Eu fiquei chocado com a ternura dele, a sinceridade em seus olhos, Stan era o tipo de cara que dedicava tempo a aconselhar estranhos, com uma humildade que eu não havia visto igual nem no meu próprio tempo. Não é de causar surpresa sua trajetória de sucesso e o carinho que todos da área sentiam pelo jovem inglês. Stan era grande, antes mesmo de se tornar um astro. Eu percebi que não teria como planejar o rumo do papo, então, pela primeira vez naquela noite, eu realmente aproveitei a festa, como se tivesse encontrado um velho colega de escola. Ele, para minha surpresa, não comentava sobre filmes ou sobre aquele universo. A conversa se estendeu por uma viagem nostálgica à adolescência dele na cidade de North Shields, sobre como ele sentiu a ruptura de ter se mudado, aos quinze anos, para a Escócia. Stan falava com tanta paixão daquela cidade, seus olhos azuis brilhavam com uma empolgação que desarmou qualquer intenção minha de desviar o assunto. Acredito que ele via em mim um reflexo dele, um estrangeiro naquele mundo exótico.

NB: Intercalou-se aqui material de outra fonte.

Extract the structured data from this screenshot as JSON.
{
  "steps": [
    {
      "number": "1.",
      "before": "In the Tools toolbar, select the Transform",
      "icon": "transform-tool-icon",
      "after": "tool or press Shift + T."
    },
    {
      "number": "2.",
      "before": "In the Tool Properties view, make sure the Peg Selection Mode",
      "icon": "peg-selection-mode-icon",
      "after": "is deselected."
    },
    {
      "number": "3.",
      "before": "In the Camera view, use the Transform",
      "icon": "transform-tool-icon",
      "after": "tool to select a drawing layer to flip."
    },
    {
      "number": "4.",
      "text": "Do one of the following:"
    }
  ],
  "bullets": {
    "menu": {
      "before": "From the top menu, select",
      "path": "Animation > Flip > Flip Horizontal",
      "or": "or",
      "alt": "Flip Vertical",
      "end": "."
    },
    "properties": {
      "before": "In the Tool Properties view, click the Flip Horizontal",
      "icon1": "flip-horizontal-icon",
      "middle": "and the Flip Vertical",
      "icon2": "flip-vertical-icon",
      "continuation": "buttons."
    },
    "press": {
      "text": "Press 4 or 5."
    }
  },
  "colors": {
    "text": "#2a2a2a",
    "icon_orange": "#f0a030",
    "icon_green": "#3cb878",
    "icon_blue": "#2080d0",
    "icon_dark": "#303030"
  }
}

Não pude contabilizar o tempo, mas fomos interrompidos por Charlie. Era notório que Stan nutria profundo carinho por Chaplin, algo que transcendia a admiração profissional, já que ambos se conheceram antes do sucesso. Ele segurava uma taça já quase vazia, quando deu um amigável tapinha no rosto do meu novo amigo.

- A noite está mais longa que o normal, preciso sair um pouco. Querem me acompanhar? – Chaplin estava levemente alterado pelo álcool, mas era um convite irrecusável.

Mary Pickford acenou para mim, enquanto nós atravessávamos o salão em direção à porta de entrada. Stan tomou a frente, já no lado de fora, preocupado com o amigo.

- O que houve? – Stan acendeu um cigarro. – Mildred?

Chaplin suspirou, tentando disfarçar. Senti que minha presença o impedia de realmente tocar no assunto. Stan também sentiu, então mudou o tema.

***

Chaplin estava prestes a se separar de Mildred Harris, após o trágico falecimento do filho do casal, por má formação intestinal, com apenas três dias de vida. Ela era uma jovem de caráter discutível, que havia inicialmente mentido sobre sua gravidez, como forma de segurar a relação e forçar o casamento. Em Abril, ela daria início aos procedimentos de divórcio.